Another good way to bond with you bunny is to spend time on the floor with them. When you get eye-to-eye with them, you look much less threatening. One day you may find them suddenly giving you nose or cheek kisses. I don’t know why but many bunnies only kiss faces.
You’ll find your baby bunny is easier to pet after being active for a few hours. Nothing feels better than a good pet after some exercise. Think of it like a good massage after a workout. Who doesn’t like that? Pretty soon your bunny will learn to come to you for cuddle sessions.
Step 4: Nutrition
This section on nutrition could go on for pages, but I’ll have to cover it section by section in a blog later on. Just remember a rabbit is a grazing animal they eat all day and nature has designed them to crave all sorts of flavors and textures. When you fill their bellies with an assortment of veggies and hays you shouldn’t have to worry about your bunny eating carpets and upholstery or a bunny redesigning your furniture.

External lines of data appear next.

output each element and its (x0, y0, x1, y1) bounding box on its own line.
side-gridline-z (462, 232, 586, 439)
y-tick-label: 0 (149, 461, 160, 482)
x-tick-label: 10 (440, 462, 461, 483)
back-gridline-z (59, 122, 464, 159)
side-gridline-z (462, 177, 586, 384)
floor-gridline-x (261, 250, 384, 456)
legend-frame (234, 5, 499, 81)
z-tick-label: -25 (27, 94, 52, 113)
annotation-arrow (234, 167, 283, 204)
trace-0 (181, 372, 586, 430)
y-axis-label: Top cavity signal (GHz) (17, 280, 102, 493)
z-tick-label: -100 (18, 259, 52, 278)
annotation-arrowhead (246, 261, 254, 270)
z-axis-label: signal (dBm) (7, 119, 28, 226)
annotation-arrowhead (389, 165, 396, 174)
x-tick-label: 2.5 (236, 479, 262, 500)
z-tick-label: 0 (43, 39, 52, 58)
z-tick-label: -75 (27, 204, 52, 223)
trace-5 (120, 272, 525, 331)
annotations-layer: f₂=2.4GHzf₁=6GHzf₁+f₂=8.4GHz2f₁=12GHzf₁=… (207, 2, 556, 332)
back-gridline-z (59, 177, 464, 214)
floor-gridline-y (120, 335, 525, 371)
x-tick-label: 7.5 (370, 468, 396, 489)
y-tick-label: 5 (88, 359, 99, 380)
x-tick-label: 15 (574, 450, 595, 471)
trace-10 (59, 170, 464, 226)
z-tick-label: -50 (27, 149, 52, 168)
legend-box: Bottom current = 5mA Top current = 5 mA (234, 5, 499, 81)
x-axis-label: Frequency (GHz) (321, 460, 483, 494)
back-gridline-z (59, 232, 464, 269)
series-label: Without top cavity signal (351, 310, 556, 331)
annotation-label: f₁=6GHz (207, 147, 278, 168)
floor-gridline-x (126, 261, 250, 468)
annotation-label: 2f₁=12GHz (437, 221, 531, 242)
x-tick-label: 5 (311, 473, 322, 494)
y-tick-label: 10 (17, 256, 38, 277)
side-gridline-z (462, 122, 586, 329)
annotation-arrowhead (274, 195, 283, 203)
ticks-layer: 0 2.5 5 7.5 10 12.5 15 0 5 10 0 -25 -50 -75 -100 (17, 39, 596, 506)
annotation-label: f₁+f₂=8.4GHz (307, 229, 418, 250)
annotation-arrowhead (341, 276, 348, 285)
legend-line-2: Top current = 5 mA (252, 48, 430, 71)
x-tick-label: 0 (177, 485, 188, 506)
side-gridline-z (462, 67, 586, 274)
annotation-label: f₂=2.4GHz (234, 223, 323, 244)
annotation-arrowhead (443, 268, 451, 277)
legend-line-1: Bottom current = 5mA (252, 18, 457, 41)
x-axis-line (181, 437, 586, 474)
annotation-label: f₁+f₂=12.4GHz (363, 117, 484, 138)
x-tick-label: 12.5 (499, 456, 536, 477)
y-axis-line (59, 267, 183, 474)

Your bunny is coming home with a good appetite for hay. Hay is the #1 food in your bunny’s diet making up the bulk of what they should eat and they should have an endless supply of it. 1 cup of loosely assorted leafy greens per 2 lbs of bunny a day will keep them very healthy for life. Don’t skip out on the herbs as they have natural anti-viral, antibacterial, anti-inflammatory and immune-boosting properties. In some ways, having bunnies in your home will help their humans with having a healthier diet with all of these fresh vegetables and herbs around the house!
I avoid feeding pellets because they are processed foods. Processed foods make dogs, cats and people overweight and they make our bunnies chubby too. Numerous health conditions can arise from relying on pelleted food so I recommend people avoid them if they can. Not to mention your bunny will grow 20-30% larger on pellet feed.
Step 5 Potty Training
*Give your bunny a treat each time you see them enter their litter box and say ‘potty’. Bunnies are great at learning verbal commands. This lil guy learned to poop on command!
Each bunny learns to potty train at their own pace. I always recommend that you start your bunny in an open but limited space (e.g. an outdoor dog cage) until they are potty trained. Rabbits are clean animals and prefer not to soil themselves, often picking the same spots to do their business. Starting with a small enclosure helps reinforce that line of thinking, sometimes too much space and freedom right away makes litter training much harder.
Place stray poops and pee (with a paper towel) into their litter box, as their scent triggers them to go to the bathroom in that same space. Clean accidental pee spots thoroughly with a non-toxic, pet urine cleaning product like Nature’s Miracle. Once you see them starting to use their litter box routinely, it’s safe to start expanding their territory room by room, then you can consider free roaming as an option.